Do you know? 12% of employees knowingly violate IT policies


According to a recent survey conducted by IT security company Fiberlink (H/T Workplace Diva), 12% of employees admit to knowingly violating IT policies. What types of violations might be occurring?

  • Inappropriate or excessive use (YouTube, shopping, gaming, pornography).
  • Misappropriation of confidential information.
  • Harassment of co-workers or others.
  • Moonlighting (e.g., checking Mary Kay sales).

I think the 12% number is light. I would bet that it’s closer to one-quarter to one-third of employees that misuse their employers’ technology. What can you do to best protect yourself. Let me suggest a seven-point plan.

  1. Audit your internet and email systems. Take stock of how much time employees spend on-line, what types of sites are being visited, and the breakdown of personal use versus work use. Once you get a handle on how your systems are being used, you can figure out what type of policy you want for your workplace, and how restrictive it needs to be.

  2. Draft and implement a Technology Policy. It should cover computers, email, social networking, and mobile devices.
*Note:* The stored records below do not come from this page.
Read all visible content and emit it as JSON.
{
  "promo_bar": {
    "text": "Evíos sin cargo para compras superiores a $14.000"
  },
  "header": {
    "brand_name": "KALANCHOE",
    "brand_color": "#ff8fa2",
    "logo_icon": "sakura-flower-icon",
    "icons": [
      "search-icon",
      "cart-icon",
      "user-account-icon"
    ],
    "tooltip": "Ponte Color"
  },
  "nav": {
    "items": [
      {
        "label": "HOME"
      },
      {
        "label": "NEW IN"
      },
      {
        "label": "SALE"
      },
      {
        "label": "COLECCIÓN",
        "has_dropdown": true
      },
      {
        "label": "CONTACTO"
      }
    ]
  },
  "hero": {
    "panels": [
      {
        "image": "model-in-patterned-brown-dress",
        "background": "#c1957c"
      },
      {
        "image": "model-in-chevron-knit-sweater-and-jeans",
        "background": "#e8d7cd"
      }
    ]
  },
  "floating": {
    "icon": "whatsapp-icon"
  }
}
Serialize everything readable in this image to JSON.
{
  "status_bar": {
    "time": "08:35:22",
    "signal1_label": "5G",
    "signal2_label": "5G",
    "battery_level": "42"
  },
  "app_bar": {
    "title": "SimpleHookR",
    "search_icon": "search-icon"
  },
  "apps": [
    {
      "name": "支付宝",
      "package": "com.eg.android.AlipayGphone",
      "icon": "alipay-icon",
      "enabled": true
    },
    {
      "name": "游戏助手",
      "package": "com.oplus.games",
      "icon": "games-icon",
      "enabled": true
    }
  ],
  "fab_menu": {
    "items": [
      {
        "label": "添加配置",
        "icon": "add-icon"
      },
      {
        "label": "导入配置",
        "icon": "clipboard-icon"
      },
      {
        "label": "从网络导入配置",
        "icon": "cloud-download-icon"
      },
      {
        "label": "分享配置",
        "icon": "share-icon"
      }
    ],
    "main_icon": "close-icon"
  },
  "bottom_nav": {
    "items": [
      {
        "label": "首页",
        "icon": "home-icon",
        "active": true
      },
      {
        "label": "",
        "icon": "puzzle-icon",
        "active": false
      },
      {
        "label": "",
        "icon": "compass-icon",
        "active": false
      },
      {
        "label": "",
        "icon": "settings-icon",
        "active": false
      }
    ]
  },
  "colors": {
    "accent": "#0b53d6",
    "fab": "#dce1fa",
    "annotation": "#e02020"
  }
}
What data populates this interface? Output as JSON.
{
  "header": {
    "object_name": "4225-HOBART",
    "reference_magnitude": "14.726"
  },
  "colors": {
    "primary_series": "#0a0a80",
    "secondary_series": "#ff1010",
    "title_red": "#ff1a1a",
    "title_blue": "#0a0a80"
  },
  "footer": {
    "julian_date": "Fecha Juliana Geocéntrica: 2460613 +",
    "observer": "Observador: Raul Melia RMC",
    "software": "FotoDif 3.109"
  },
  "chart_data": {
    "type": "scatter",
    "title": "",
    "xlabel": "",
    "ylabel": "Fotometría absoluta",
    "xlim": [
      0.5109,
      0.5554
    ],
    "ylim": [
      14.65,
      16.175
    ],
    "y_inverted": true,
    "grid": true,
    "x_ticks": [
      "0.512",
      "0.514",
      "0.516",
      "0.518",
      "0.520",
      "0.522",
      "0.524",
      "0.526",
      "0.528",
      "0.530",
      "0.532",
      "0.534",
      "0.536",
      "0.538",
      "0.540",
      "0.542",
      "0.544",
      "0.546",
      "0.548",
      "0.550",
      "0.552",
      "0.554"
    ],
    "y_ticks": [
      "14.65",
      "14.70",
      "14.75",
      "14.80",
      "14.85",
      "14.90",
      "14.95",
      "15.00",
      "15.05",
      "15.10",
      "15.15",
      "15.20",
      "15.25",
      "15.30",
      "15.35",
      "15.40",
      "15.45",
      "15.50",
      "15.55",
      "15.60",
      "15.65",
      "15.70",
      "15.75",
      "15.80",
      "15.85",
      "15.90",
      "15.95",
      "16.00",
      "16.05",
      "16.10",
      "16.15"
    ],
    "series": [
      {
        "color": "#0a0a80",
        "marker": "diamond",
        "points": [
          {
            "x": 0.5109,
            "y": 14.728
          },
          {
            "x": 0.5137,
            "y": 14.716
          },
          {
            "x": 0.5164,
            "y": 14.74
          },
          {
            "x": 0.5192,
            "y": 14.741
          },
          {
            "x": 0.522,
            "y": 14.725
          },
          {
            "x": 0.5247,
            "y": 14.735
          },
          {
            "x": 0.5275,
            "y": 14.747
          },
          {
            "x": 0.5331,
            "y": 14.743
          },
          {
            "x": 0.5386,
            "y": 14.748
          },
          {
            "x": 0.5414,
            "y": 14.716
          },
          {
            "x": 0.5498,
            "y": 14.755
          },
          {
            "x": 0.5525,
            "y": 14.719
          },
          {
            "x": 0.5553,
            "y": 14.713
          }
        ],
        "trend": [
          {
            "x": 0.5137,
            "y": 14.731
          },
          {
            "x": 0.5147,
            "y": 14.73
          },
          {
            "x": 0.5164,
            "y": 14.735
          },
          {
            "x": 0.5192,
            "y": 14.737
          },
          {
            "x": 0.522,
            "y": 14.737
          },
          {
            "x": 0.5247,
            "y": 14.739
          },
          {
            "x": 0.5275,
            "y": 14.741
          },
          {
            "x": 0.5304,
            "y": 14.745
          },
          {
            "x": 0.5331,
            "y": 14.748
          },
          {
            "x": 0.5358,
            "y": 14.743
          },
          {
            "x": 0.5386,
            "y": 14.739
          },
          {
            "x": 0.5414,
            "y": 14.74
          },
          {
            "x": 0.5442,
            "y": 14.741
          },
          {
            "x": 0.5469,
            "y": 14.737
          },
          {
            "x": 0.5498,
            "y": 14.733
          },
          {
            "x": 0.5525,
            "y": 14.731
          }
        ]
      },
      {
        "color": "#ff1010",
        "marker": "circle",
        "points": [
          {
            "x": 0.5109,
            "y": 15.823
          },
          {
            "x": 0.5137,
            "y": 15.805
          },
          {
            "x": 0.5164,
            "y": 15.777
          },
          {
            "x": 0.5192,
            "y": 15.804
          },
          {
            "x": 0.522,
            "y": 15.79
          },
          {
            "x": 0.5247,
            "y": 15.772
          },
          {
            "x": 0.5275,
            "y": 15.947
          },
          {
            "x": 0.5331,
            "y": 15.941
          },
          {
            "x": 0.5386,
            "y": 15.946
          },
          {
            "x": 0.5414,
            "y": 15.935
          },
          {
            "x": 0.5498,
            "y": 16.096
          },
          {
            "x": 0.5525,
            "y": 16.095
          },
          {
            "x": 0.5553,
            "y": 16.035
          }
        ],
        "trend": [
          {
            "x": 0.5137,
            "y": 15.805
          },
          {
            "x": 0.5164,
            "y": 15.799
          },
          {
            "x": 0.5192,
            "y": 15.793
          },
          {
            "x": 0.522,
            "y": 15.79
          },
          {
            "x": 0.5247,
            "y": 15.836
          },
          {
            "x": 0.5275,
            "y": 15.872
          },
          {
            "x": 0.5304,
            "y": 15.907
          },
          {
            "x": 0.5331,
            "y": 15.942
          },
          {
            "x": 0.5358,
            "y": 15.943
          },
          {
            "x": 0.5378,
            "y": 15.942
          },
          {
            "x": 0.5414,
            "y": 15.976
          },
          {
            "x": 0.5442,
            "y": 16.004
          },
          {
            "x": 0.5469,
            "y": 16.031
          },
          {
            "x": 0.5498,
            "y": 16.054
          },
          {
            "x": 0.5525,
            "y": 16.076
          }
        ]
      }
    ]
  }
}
For more on how to draft this type of policy, see Do you know? 10 tips for drafting a workplace electronic communications policy.

  3. Cross-reference the Technology Policy in your Harassment Policy and training, and in any confidentiality policies, business ethics policies, and non-competition agreements.

  4. Require all employees to sign an acknowledgement that they received the policy, read it, had the opportunity to ask any questions about it, and understand it.

  5. Train all employees on the ins and outs of the policy, including what you consider inappropriate use of the internet and email, and that violations will lead to discipline or termination.

  6. Apply and enforce the policy fairly, consistently, and non-discriminatorily.

  7. At least annually, review and if necessary revise policies to keep them legally up-to-date.